Wednesday April 12, 12:30pm- 2:00pm, Atkinson Room 109 (Harry Crowe Room)
Co-author of the award-winning book, Retrofitting Suburbia: Urban Design Solutions for Redesigning Suburbs, (Wiley, 2009, 2011) Ellen Dunham-Jones will share new case studies and research on how retrofits of prototypical suburban property types throughout North America are helping suburbs address 21st century challenges they were never designed for. She will draw on her database of over 1400 examples of dead malls, big box stores, office parks, garden apartments, etc., that have been, or are being, retrofitted into more sustainable, more equitable, and more resilient places.
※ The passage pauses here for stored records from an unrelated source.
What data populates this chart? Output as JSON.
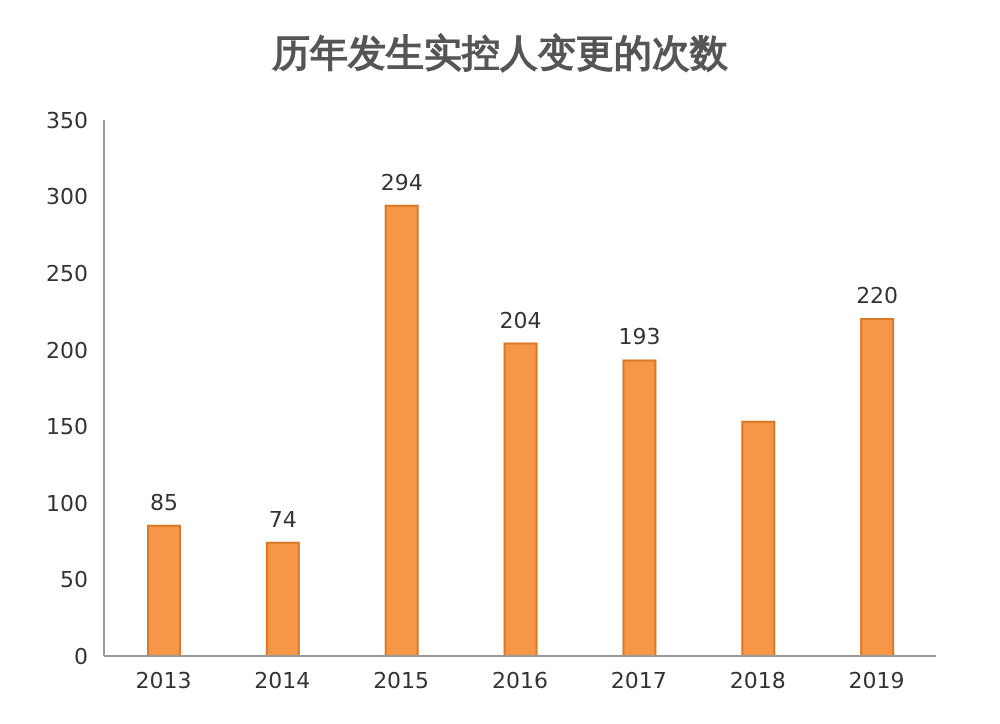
{
  "chart_data": {
    "type": "bar",
    "title": "历年发生实控人变更的次数",
    "categories": [
      "2013",
      "2014",
      "2015",
      "2016",
      "2017",
      "2018",
      "2019"
    ],
    "values": [
      85,
      74,
      294,
      204,
      193,
      153,
      220
    ],
    "value_labels": [
      "85",
      "74",
      "294",
      "204",
      "193",
      null,
      "220"
    ],
    "color": "#f79646",
    "ylim": [
      0,
      350
    ],
    "yticks": [
      0,
      50,
      100,
      150,
      200,
      250,
      300,
      350
    ],
    "grid": false
  }
}
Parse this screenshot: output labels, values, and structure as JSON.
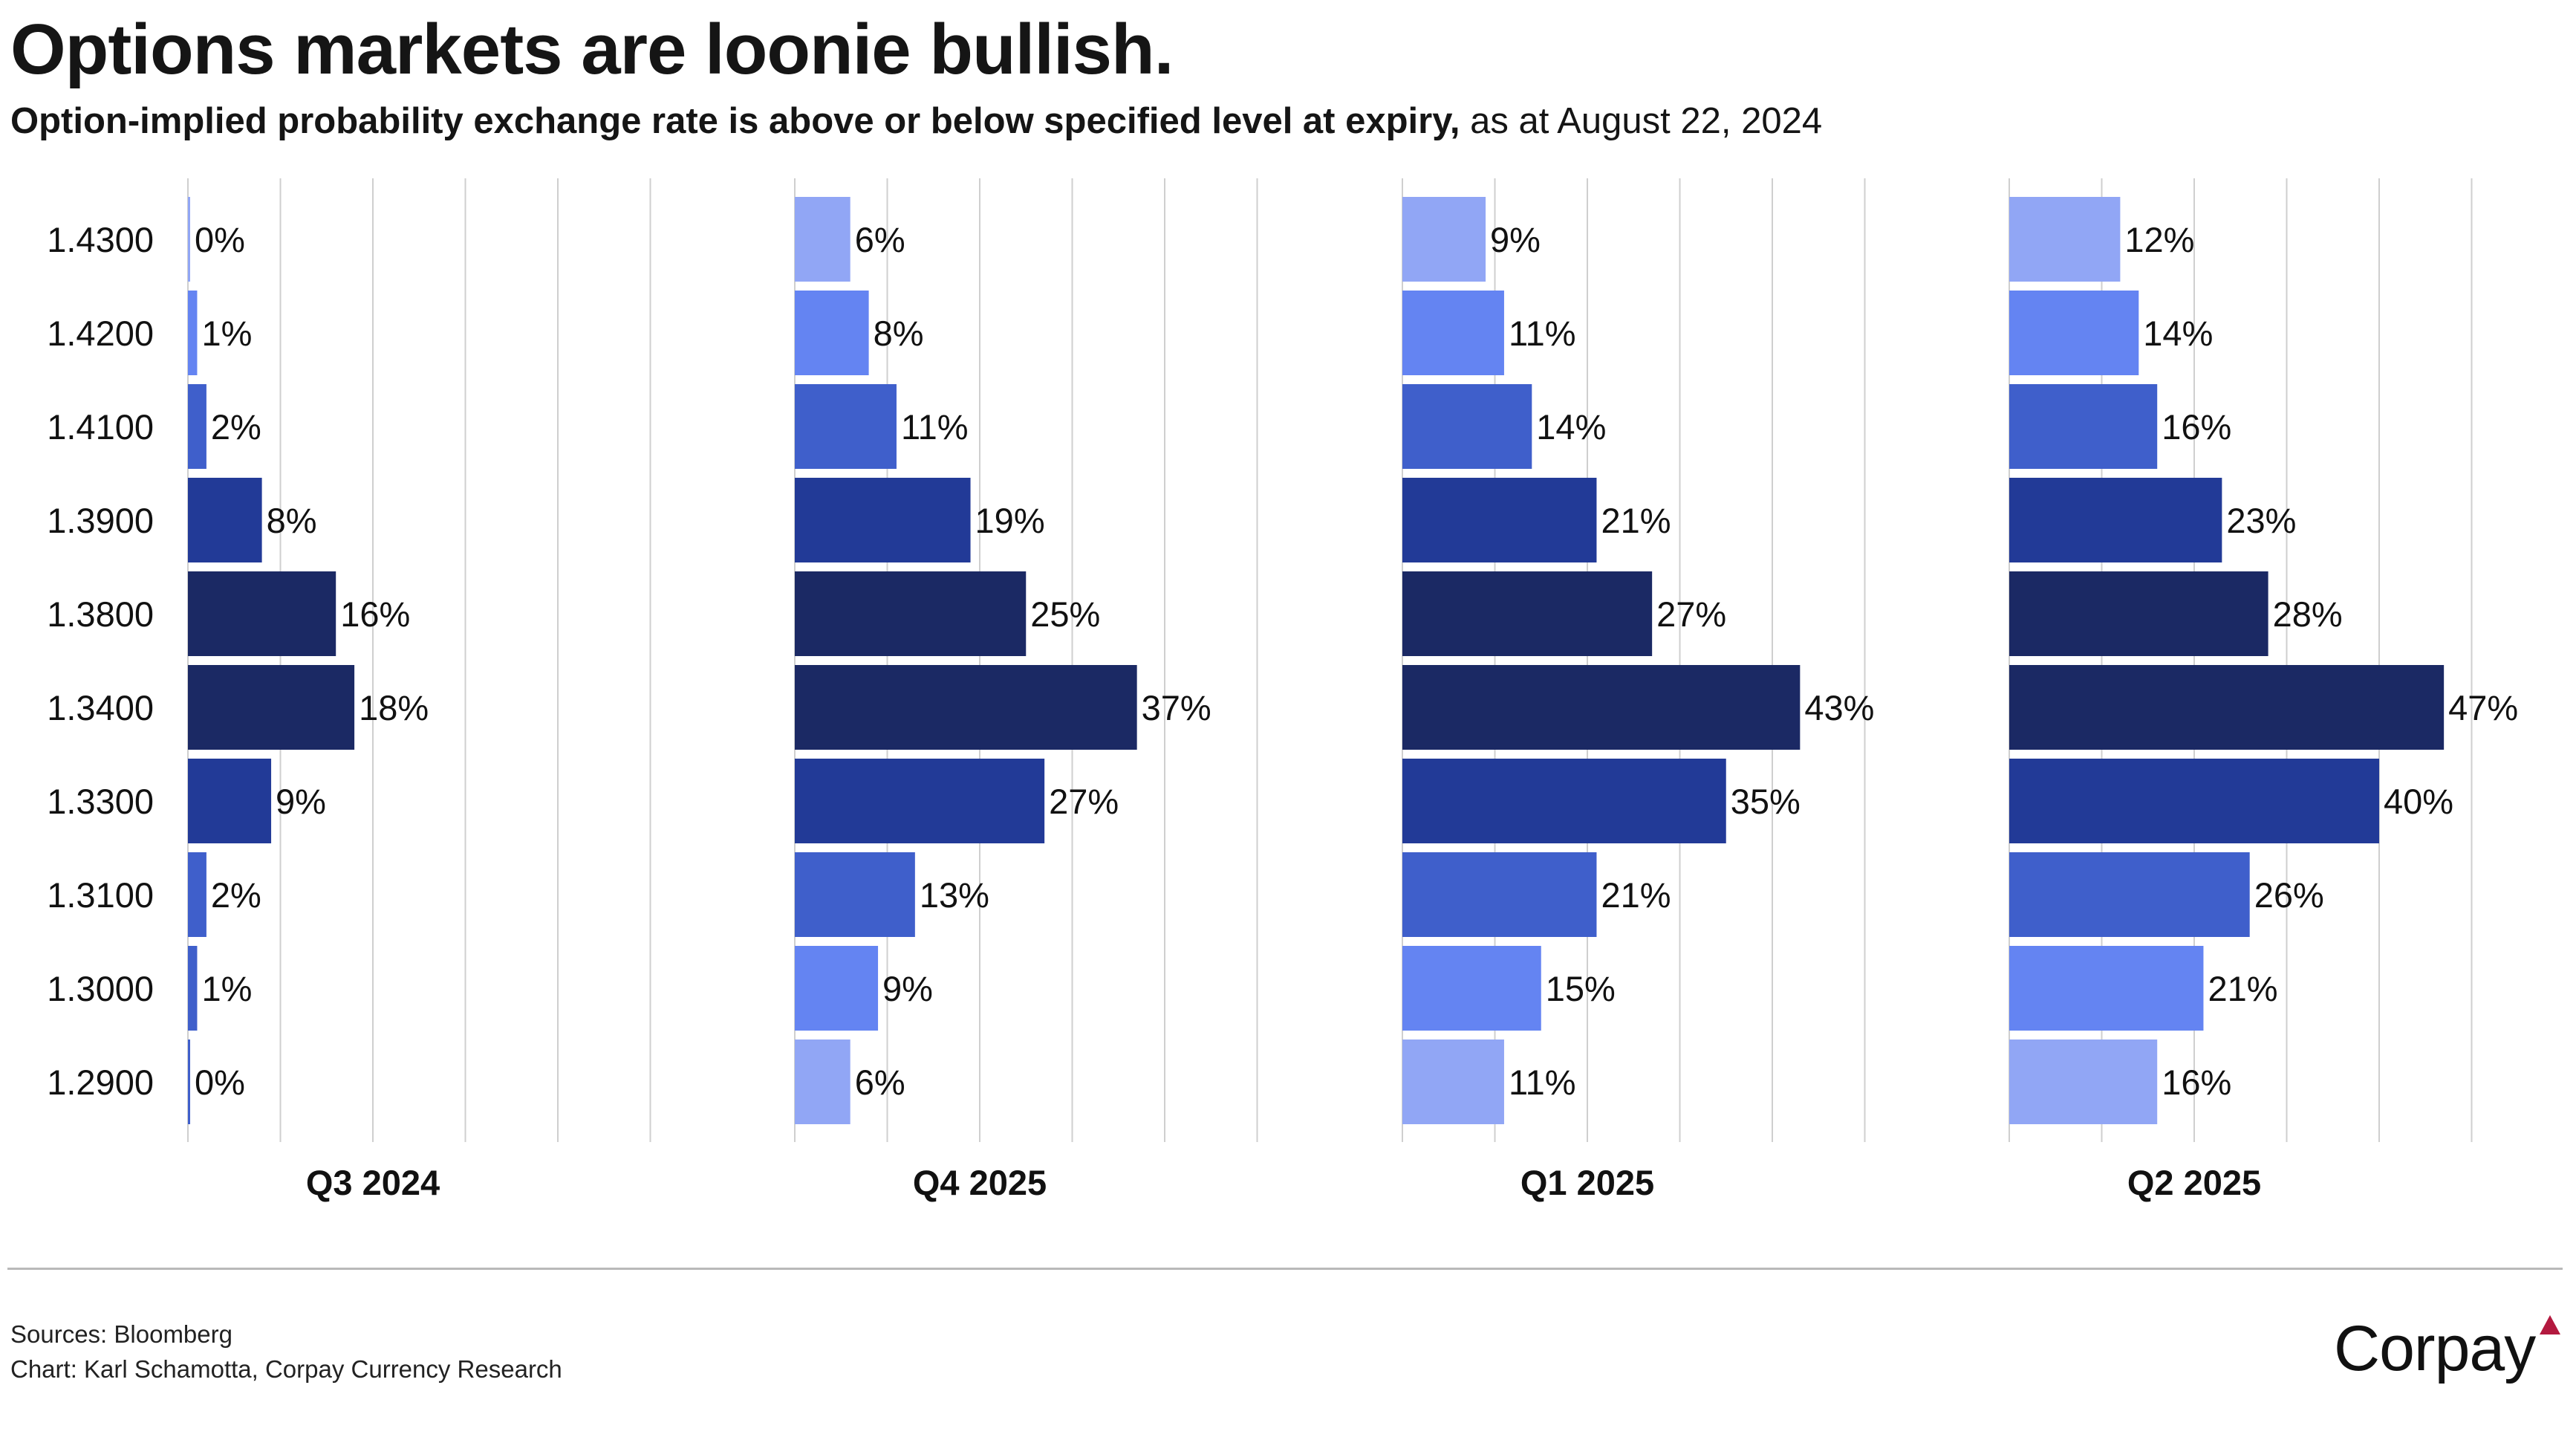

Ellen Dunham-Jones is a professor of architecture at Georgia Tech and director of the MS in Urban Design degree. Her teaching and 60+ published articles address the intersection of contemporary theory and real estate practice. A leading authority on suburban redevelopment, she lectures widely and conducts workshops with municipalities. She and co-author June Williamson wrote Retrofitting Suburbia; Urban Design Solutions for Redesigning Suburbs (Wiley, 2009, 2011, mandarin edition 2013). The award-winning book’s documentation of successful retrofits of dead big box stores, malls, office parks, and other suburban property types into more sustainable places has received significant media attention in The New York Times, PBS, NPR, Harvard Business Review, Urban Land, TED and other venues. The Retrofitting Suburbia Case Studies: Designs for 21st Century Challenges is forthcoming.
This seminar series is presented by the Major Collaborative Research Initiative Global Suburbanisms as a lead up to the project's final conference, "After Suburbia: Extended Urbanization and Life on the Planet's Periphery."